The Palestinian people’s Arab brethren had no objection to sharing a platform with their tormentor in chief; even knowing the Palestinian leadership had stayed away. “Palestine will not provide cover to warmongering or legitimise efforts to market an Israeli-centric fake solution that normalises Arab-Israeli relations at the expense of Palestinian rights,” Hanan Ashrawi, a senior Palestinian politician, said ahead of the summit.

The reality is that Arab countries have thrown the Palestinians under the bus. In a leaked video Bahrain Foreign Minister Khaled bin Ahmed al-Khalifa told fellow delegates: "We grew up talking about the Palestine-Israel dispute as the most important issue,"

"But then, at a later stage, we saw a bigger challenge, more toxic - in fact the most toxic in our modern history - which came from the Islamic Republic.

"If it wasn't for the toxic money, guns and foot soldiers of the Islamic Republic, I think that we would have been much closer today in solving this issue with Israel." This must have been music to Netanyahu’s ears. He must have pinched himself.

At the same time, sitting at his desk in Washington, US President Donald Trump must have wished the same Arab representatives were in the US Congress. They would be far easier to hand him the money he wants for his wall with Mexico than his democratically elected Congress. After all, the $5 billion he wants is peanuts for any of the Gulf States, never mind almost all of them.

Perhaps Netanyahu is the luckier of the two leaders. In Warsaw, the Arab states, many of whom represent monarchies, inadvertently crowned Palestinians’ tormentor Netanyahu, king of the Middle East. It won’t be long now before the Israeli flag flies over Arab capitals, while the normalising regimes live under the delusion that Netanyahu will send Israeli jets to protect their thrones in the unlikely event, Iran strikes their capitals.

The US President’s ‘deal of the century’ was conspicuous by its absence from the Warsaw summit. That is except for confirmation from US special envoy Jared Kushner that US President Donald Trump’s ‘peace plan’ “won’t be based on past international understanding such as the 2002 Saudi initiative, which the international community and the Palestinians have long touted as the basis of a two-state solution.”

“I think it was a great initiative, in 2002 when it was done, but it hasn’t produced peace, so if that was the framework under which something would be accomplished then I think that would have been accomplished a long time ago, and then I wouldn’t be doing the duty I’m doing right now to try to bring the people together,” Kushner reportedly said behind closed doors at the Warsaw summit. His words were leaked to the Israeli media.

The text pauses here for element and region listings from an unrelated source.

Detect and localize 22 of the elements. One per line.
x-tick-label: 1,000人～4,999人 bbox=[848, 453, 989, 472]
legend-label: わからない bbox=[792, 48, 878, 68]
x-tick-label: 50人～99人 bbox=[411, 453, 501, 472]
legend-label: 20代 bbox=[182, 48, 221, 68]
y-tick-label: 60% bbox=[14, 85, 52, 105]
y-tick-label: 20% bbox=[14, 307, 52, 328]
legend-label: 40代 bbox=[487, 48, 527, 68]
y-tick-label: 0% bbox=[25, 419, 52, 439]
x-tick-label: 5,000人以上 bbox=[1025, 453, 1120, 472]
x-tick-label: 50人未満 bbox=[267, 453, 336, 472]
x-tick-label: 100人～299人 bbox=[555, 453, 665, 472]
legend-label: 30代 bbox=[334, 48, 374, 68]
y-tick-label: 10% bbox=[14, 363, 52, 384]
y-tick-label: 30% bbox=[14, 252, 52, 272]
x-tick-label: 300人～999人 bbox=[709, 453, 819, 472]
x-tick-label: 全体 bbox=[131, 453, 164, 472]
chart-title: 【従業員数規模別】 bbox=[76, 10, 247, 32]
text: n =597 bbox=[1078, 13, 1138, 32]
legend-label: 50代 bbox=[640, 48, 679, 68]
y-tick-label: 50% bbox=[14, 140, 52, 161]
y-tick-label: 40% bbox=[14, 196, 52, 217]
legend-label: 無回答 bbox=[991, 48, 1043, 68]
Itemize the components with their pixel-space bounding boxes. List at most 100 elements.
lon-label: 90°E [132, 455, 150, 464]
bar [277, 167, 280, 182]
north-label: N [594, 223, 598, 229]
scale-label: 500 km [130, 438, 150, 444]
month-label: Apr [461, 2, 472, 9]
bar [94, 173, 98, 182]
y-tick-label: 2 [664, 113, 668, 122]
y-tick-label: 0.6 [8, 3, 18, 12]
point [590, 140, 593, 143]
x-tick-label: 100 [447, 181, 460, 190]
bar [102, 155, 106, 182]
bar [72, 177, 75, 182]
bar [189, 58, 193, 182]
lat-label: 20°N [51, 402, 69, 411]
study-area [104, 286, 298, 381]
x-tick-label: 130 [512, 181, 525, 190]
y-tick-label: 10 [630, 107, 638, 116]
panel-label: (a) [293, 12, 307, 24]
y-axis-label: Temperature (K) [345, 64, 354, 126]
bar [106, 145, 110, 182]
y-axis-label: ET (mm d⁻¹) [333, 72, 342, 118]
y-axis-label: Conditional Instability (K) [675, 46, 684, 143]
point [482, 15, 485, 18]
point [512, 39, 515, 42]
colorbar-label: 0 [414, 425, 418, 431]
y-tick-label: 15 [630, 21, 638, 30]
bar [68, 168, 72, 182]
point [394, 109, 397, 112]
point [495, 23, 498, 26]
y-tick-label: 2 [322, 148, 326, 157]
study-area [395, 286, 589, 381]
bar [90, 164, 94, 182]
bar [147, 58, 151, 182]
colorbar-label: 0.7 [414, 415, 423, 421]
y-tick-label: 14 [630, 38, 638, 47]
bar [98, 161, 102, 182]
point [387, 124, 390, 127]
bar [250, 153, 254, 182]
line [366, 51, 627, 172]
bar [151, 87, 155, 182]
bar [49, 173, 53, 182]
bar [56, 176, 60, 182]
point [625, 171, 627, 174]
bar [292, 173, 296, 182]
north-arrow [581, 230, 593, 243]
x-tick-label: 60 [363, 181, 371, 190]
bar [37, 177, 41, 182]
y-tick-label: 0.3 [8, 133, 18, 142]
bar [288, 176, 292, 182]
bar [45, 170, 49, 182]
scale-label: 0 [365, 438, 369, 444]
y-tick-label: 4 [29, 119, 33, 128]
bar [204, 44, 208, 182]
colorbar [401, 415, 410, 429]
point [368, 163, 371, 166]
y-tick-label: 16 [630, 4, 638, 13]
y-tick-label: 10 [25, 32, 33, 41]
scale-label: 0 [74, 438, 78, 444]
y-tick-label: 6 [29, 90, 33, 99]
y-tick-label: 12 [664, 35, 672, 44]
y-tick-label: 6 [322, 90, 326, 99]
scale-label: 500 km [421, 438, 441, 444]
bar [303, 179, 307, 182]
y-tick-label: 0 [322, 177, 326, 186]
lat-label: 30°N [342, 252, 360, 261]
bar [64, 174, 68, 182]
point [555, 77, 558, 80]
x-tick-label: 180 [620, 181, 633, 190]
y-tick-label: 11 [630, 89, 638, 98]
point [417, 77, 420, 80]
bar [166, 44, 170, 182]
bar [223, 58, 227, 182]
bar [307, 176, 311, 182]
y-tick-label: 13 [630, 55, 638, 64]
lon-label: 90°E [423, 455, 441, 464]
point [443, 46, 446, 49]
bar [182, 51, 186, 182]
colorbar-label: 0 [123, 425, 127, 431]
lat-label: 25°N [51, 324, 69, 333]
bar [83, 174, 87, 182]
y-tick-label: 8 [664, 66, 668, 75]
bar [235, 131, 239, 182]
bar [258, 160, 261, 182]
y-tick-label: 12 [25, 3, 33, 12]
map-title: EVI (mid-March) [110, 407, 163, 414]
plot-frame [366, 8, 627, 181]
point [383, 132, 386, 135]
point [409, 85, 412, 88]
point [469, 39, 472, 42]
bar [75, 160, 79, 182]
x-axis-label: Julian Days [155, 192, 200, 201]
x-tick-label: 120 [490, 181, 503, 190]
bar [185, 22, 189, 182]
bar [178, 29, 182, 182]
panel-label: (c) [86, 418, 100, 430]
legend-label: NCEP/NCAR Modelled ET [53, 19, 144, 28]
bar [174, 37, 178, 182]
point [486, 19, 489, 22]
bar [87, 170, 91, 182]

This begs the question of the Arabs, Whatever happened to the Arab Peace Initiative? The now 17 year-old deal, based on Israel returning occupied Palestinian and other Arab land for full normalisation has been quietly dropped. Instead, normalisation with Israel is in full swing, while Israel continues to occupy Palestinian, Lebanese and Syrian land while facing no pressure to withdraw. It is also moving to annex the West Bank and to seek American recognition of its ‘sovereignty’ over the Syrian Golan Heights.

With the Israeli elections now only weeks away, Netanyahu must have sat back in his seat on the plane home feeling like a king and thinking the photo ops with Arab ministers would help his campaign. However, as he looked down from his aeroplane window, he would have again have seen a land where the Palestinian Arabs make up the majority of those that inhabit historic Palestine. 

While he controls every aspect of their lives but denies them their inalienable rights, he will not bring peace to now minority Jewish Israelis. The path to peace is not through normalising with the Arabs. It is through accepting the existence of the Palestinians in their historic homeland, treating them as equals and welcoming those refugees, that wish to return to their homes in peace, with open arms.